ANNOUNCING:  MOANA NUI #2

June 1-2, 2013
Martin Luther King Auditorium, Berkeley

(“Moana Nui” is Polynesian for “Vast Ocean”)

The peoples of the Pacific need help. It is no longer sufficient to speak merely of working to “protect local cultures” and “traditional economic practices.”  Local peoples are being rapidly overrun by the larger hegemonic battles of the United States vs. China. As the saying goes, “when elephants battle, the ants are crushed.”

 In May, 2013, the International Forum on Globalization (IFG), in collaboration with a broad range of indigenous and small island peoples of the Pacific, and joined by activists from countries throughout the Pacific Basin, will sponsor and produce a three-day series of public events in San Francisco. These events will be a continuation of the first Moana Nui gathering in Honolulu, November 2011, at the University of Hawaii—which IFG created in partnership with several dozen Pacific Island activist groups.

Moana Nui #1 gathered 500 Pacific activists from 17 countries for three days of spirited public meetings, collaborative organizing, protest marches, and long term campaign planning. The events received enormous attention and praise in the Pacific region, and formed a unique bond among peoples who may live thousands of miles apart, across the sea, and had rarely attempted to join forces before. They are eager to continue.

The direct purpose of Moana Nui is to respond to some of the greatest threats ever to face Pacific peoples. Recent shifts in United States economic and military strategies are having broad negative effects on the peoples, resources, economies and geo-politics of the Asia-Pacific region.  These policy shifts, mostly under the Obama Administration program, “The Pacific Pivot,” particularly affect the future viability and sovereignty of indigenous peoples and small nations of the Pacific, and they greatly accelerate dangerous power struggles underway between the United States and China, and potentially Russia, over trade, ocean and island resources, and economic and military domination of an 8,000 mile region.

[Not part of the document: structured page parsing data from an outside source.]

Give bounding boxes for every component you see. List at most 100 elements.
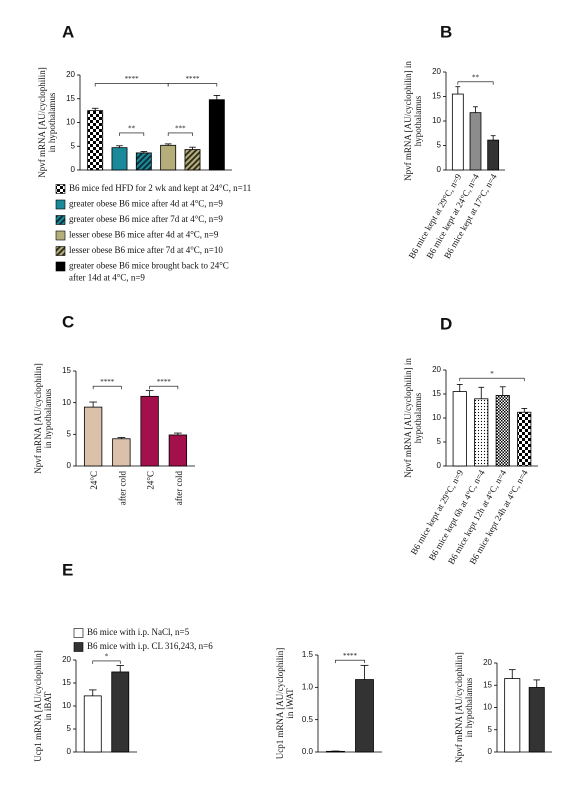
legend-swatch [55,184,66,194]
bar [326,750,345,753]
y-tick-label: 10 [62,398,71,407]
bar [83,695,102,753]
legend-label: greater obese B6 mice brought back to 24… [69,261,229,271]
y-tick-label: 10 [62,701,71,710]
bar [83,406,103,467]
x-tick-label: after cold [117,471,127,506]
significance-label: ** [472,73,480,81]
bar [160,144,177,171]
y-tick-label: 15 [66,94,75,103]
significance-label: **** [157,378,172,386]
significance-bracket [457,81,494,85]
y-tick-label: 1.5 [302,650,314,659]
significance-label: *** [175,125,186,133]
panel-letter: B [440,22,452,41]
significance-label: **** [100,378,115,386]
legend-label: lesser obese B6 mice after 7d at 4°C, n=… [69,245,223,255]
y-axis-label: Npvf mRNA [AU/cyclophilin] in [403,61,413,181]
significance-label: **** [343,652,358,660]
significance-bracket [92,385,122,390]
y-tick-label: 20 [66,70,75,79]
y-tick-label: 20 [432,365,441,374]
y-axis-label: hypothalamus [413,392,423,443]
significance-bracket [119,132,145,136]
bar [474,398,489,467]
legend-label: B6 mice fed HFD for 2 wk and kept at 24°… [69,183,251,193]
y-tick-label: 5 [71,141,76,150]
y-tick-label: 5 [437,141,442,150]
y-tick-label: 15 [432,389,441,398]
bar [111,147,128,171]
y-axis-label: Npvf mRNA [AU/cyclophilin] in [403,358,413,478]
y-tick-label: 5 [488,725,493,734]
y-axis-label: Npvf mRNA [AU/cyclophilin] [454,652,464,763]
y-tick-label: 10 [66,118,75,127]
legend-swatch [55,199,66,210]
bar [517,411,532,467]
bar [112,438,131,467]
bar [528,687,545,753]
legend-swatch [73,628,84,638]
x-tick-label: 24°C [146,471,156,490]
bar [208,99,225,171]
significance-bracket [459,377,525,382]
y-tick-label: 20 [432,67,441,76]
y-tick-label: 0.0 [302,747,314,756]
bar [184,149,201,171]
y-axis-label: Npvf mRNA [AU/cyclophilin] [37,67,47,178]
y-tick-label: 10 [483,703,492,712]
y-tick-label: 15 [432,92,441,101]
y-tick-label: 5 [67,429,72,438]
y-axis-label: Npvf mRNA [AU/cyclophilin] [33,363,43,474]
y-tick-label: 15 [62,366,71,375]
significance-label: * [105,653,109,661]
y-axis-label: in iBAT [43,691,53,720]
y-tick-label: 5 [67,724,72,733]
significance-label: **** [125,75,140,83]
y-tick-label: 1.0 [302,682,314,691]
y-tick-label: 5 [437,437,442,446]
panel-letter: A [62,22,74,41]
bar [452,391,467,467]
bar [451,93,464,171]
y-axis-label: hypothalamus [413,95,423,146]
legend-label: B6 mice with i.p. NaCl, n=5 [87,627,190,637]
bar [87,110,104,171]
y-tick-label: 20 [483,658,492,667]
y-tick-label: 10 [432,413,441,422]
bar [504,678,521,753]
y-tick-label: 0 [488,747,493,756]
legend-swatch [55,230,66,241]
bar [469,112,482,171]
legend-label: lesser obese B6 mice after 4d at 4°C, n=… [69,230,219,240]
y-axis-label: in hypothalamus [47,92,57,152]
x-tick-label: after cold [174,471,184,506]
y-tick-label: 0.5 [302,715,314,724]
y-tick-label: 0 [437,461,442,470]
y-axis-label: in hypothalamus [464,677,474,737]
legend-swatch [55,246,66,256]
y-axis-label: Ucp1 mRNA [AU/cyclophilin] [33,650,43,762]
significance-label: * [490,370,494,378]
y-tick-label: 15 [62,678,71,687]
y-tick-label: 0 [437,165,442,174]
legend-swatch [73,642,84,652]
significance-bracket [94,83,169,87]
significance-bracket [167,132,193,136]
legend-label: after 14d at 4°C, n=9 [69,273,145,283]
x-tick-label: 24°C [89,471,99,490]
y-axis-label: Ucp1 mRNA [AU/cyclophilin] [275,648,285,760]
legend-label: B6 mice with i.p. CL 316,243, n=6 [87,641,213,651]
significance-bracket [149,385,179,390]
y-tick-label: 0 [67,747,72,756]
significance-label: ** [128,125,136,133]
significance-bracket [167,83,218,87]
y-tick-label: 0 [71,165,76,174]
y-tick-label: 15 [483,680,492,689]
legend-swatch [55,261,66,272]
y-axis-label: in hypothalamus [43,388,53,448]
y-tick-label: 10 [432,116,441,125]
panel-letter: D [440,314,452,333]
y-tick-label: 0 [67,461,72,470]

Moana Nui is created in direct response to this dire situation. Its primary goals are:  1) to stimulate new collaborations among Pacific Island peoples and nations, toward common purposes in behalf of their resources, cultures and sovereignty, and 2) to wake-up U.S. mainland policy-makers, activists and media —mostly still oblivious to the details– about what is underway in the Pacific right now, and to initiate contacts and support for the indigenous and small nation peoples as they resist domination, try to protect their environments, and to retain control of their experience.  The event will feature three days of speakers, workshops, rallies and celebration.